La battaglia sul Cne, il «contratto di nuova assunzione», è iniziata ieri in parlamento e in piazza. Gli schieramenti sono sul piede di guerra e l’esito è incerto. Da un lato il governo, per una volta compatto, che vuole far passare con la procedura d’urgenza un pacchetto legislativo sull’«eguaglianza delle possibilità» – la risposta alla crisi delle banlieues – dove ha già previsto di introdurre attraverso degli emendamenti il contratto atipico destinato ai giovani di meno di 26 anni, che riprende dal Cne, il contratto nuova assunzione passato nell’agosto scorso per i disoccupati di lungo periodo, il periodo di «prova» di due anni, durante il quale la persona assunta sulla carta con un contratto a durata indeterminata può essere licenziata senza spiegazione.

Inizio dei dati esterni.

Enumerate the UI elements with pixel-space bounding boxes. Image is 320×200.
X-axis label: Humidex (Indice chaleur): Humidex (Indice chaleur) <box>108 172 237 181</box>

Dall’altro, tutta la sinistra, persino parte della destra (l’Udf centrista darà battaglia all’Assemblea accanto a Ps e Pcf), i sindacati, le organizzazioni studentesche. Il governo ha precipitato i tempi, anticipando la discussione di una settimana. I giovani hanno reagito con tempismo: il 7 febbraio ci sarà un movimento nazionale, con manifestazioni di protesta in tutte le città, ma già ieri un primo corteo di varie migliaia di giovani, con in testa la Cgt e le organizzazioni studentesche, è sceso in campo a Parigi per dire «no» al Cpe. «Giovane e gettabile», «Cpe, un insulto per i giovani», erano gli slogan più diffusi. La mobilitazione è stata organizzata non solo attraverso assemblee nelle università, ma soprattutto via Internet.
La battaglia è importante: i sindacati temono, difatti, che dopo aver fatto passare il Cne, con il Cpe il governo faccia un passo decisivo verso il «contratto unico», una vecchia richiesta del Medef (la Confindustria francese), che significherebbe un azzeramento del diritto del lavoro esistente, per arrivare a un sistema di precarizzazione generalizzata, con tutti i dipendenti sottoposti al regime dei due anni di «prova». durante i quali potranno essere licenziati senza giustificazione. Lo scontro è anche importante sul piano politico. «Prefigura quello del 2007», dicono al Partito socialista: da un lato la destra liberista e dall’altro la sinistra che vuole «rendere sicuro» il percorso lavorativo, malgrado il periodo di crisi e di forte disoccupazione. In questo contesto, le differenze tra il primo ministro Dominique de Villepin, che ha finora cercato di dare un’immagine di sé più «sociale», e il ministro degli interni, Nicolas Sarkozy, che promuove la «rottura» con il modello tradizionale francese, si sono azzerate.
Malgrado la forte reazione di sindacati e organizzazioni studentesche, l’esito della battaglia è incerto. La prova del nove verrà dalla mobilitazione del 7 febbraio (che cade però in piene vacanze d’inverno nelle scuole e università parigine). Nel `94, un analogo tentativo di imporre un contratto atipico per i giovani (il Cip), dell’allora governo Balladur, era fallito grazie a una forte mobilitazione dei giovani. Il governo crede però di avere questa volta dalla sua due elementi: gli ultimi dati sulla disoccupazione rilevano un leggero calo, per il nono mese consecutivo (126.800 disoccupati in meno, ma ne restano 2.310.600), mentre un sondaggio sostiene che i giovani sarebbero in maggioranza favorevoli al Cpe, perché talmente colpiti dal precariato e dalla disoccupazione da essere disposti a «provare» un’altra strada.
La battaglia tra destra e sinistra passa anche attraverso l’informazione della popolazione, con il governo che promette un’apertura del mondo del lavoro e l’opposizione che mette in guardia contro la precarizzazione generale.